Tip: Make sure you have done some squats, deadlifts, and balance training prior to skiing or riding. These will help you sustain the loads impacted on the body during these fun and aggressive sports.
It’s always a good idea when first learning how to ski or snowboard to start slow, and take it easy. If possible, lessons from a seasoned skier/snowboarder are encouraged. Don’t be afraid to start on the bunny hill! This hill is designed for people just learning how to control their body and their skis/snowboard. The best thing you can do to prevent injuries is to start slow and build up to higher-level slopes.
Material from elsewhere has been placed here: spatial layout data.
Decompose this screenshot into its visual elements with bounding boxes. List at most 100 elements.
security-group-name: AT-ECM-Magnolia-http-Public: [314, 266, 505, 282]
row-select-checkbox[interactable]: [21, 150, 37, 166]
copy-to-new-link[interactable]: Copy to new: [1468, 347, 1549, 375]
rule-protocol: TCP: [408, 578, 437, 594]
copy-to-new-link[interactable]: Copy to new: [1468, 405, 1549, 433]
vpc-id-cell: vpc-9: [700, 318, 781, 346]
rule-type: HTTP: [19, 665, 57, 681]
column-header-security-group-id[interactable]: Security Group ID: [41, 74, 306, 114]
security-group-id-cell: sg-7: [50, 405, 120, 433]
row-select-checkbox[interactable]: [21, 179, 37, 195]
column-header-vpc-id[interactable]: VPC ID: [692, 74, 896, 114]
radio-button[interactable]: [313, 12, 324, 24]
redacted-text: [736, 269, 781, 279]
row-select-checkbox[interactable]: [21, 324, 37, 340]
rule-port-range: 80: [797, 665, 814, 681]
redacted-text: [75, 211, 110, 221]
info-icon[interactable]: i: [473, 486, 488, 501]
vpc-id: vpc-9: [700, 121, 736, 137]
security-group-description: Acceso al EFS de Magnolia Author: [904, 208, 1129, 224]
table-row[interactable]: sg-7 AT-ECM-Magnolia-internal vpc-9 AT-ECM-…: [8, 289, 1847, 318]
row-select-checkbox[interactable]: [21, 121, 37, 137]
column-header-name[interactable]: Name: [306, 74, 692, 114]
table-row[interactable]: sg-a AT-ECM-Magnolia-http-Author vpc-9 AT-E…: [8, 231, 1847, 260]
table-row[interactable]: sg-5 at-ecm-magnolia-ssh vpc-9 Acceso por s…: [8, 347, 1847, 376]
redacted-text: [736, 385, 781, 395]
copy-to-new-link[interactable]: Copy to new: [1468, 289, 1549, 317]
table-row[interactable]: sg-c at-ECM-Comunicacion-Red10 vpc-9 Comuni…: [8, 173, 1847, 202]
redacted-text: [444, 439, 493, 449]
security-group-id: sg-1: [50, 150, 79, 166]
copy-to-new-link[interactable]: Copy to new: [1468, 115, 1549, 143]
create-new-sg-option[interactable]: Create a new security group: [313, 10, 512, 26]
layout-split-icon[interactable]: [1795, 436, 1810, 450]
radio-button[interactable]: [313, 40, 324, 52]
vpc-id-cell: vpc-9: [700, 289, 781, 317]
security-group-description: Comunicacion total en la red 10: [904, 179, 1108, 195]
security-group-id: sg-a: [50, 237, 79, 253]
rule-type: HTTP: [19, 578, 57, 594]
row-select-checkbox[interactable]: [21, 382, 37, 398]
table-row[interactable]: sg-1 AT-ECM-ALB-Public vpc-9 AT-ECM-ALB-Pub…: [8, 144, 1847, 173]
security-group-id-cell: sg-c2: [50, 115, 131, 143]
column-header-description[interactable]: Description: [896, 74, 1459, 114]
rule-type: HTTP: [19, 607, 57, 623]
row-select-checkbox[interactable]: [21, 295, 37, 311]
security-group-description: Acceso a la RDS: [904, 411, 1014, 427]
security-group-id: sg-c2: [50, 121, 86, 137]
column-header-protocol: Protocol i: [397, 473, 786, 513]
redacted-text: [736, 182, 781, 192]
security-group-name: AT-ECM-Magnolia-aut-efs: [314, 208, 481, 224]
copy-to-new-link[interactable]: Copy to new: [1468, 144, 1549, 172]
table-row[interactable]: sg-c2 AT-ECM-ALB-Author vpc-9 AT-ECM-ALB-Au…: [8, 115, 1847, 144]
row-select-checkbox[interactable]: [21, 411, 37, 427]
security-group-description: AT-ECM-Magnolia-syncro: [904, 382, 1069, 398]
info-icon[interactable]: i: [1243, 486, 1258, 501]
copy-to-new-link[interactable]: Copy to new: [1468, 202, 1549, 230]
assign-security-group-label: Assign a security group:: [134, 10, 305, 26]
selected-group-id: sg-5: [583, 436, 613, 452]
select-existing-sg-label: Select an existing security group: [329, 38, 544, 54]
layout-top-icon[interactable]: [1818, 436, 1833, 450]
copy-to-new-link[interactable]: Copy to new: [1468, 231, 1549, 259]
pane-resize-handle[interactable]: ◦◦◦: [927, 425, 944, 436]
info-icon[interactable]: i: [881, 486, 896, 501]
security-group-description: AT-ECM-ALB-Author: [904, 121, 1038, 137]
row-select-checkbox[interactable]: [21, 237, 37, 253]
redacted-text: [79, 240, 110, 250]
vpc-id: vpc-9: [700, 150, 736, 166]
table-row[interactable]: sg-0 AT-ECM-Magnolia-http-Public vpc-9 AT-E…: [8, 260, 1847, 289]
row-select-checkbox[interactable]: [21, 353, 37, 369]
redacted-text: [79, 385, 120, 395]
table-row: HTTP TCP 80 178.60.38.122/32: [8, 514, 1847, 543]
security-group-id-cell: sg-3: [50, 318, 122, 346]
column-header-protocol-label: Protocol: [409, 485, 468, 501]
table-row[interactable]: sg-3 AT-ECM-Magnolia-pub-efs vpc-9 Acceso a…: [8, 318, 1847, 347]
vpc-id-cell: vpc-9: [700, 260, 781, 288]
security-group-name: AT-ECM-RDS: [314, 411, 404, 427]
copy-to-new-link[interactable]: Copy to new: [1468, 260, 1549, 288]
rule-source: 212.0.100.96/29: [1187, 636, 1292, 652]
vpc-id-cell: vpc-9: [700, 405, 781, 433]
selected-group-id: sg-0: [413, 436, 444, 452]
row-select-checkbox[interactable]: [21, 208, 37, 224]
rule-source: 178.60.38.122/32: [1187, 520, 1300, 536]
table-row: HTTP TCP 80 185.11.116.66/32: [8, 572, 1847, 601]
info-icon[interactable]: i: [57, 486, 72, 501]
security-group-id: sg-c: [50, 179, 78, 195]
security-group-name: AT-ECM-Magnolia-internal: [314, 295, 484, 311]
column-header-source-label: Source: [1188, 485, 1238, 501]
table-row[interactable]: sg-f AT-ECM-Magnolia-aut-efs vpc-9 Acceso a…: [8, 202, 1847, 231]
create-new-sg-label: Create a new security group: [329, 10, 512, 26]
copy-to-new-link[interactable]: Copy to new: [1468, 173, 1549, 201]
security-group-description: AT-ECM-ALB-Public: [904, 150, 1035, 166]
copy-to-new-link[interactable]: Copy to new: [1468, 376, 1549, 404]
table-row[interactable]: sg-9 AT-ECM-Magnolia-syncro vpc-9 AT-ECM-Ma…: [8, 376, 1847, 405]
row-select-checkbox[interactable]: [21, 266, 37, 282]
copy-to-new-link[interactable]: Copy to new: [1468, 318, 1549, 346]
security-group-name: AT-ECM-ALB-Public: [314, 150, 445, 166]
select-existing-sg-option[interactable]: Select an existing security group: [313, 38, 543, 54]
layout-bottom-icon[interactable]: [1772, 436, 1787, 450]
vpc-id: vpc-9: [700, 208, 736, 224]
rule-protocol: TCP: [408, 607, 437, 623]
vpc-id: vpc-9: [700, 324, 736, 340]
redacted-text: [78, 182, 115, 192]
How can Physical Therapy help?
These two winter spots require your full body in order to prevent injury. By ensuring you have a strong core, legs, and balance, you can help yourself succeed on the mountain. Physical therapy is a great way to assist you during your winter adventures! Here are a few things physical therapy can treat in the unfortunate event that you do injure yourself:
Concussion – Physical Therapy is often very beneficial following a concussion. Research shows both faster and more complete recovery when those who have sustained a concussion come to physical therapy.
Ankle sprains – Combined manual therapy, balance training, and strengthening are integral parts of recovery following ankle sprains. Those who have had a previous ankle sprain are at least 4x as likely to sprain that ankle again. You can reduce recurrent injury by ensuring full recovery and strength in physical therapy.
ACL injuries – Physical therapy is an integral part of recovery after ACL surgery and is also key if one chooses not to have surgery done. Physical Therapists can also discuss brace recommendations for returning to skiing following knee injuries.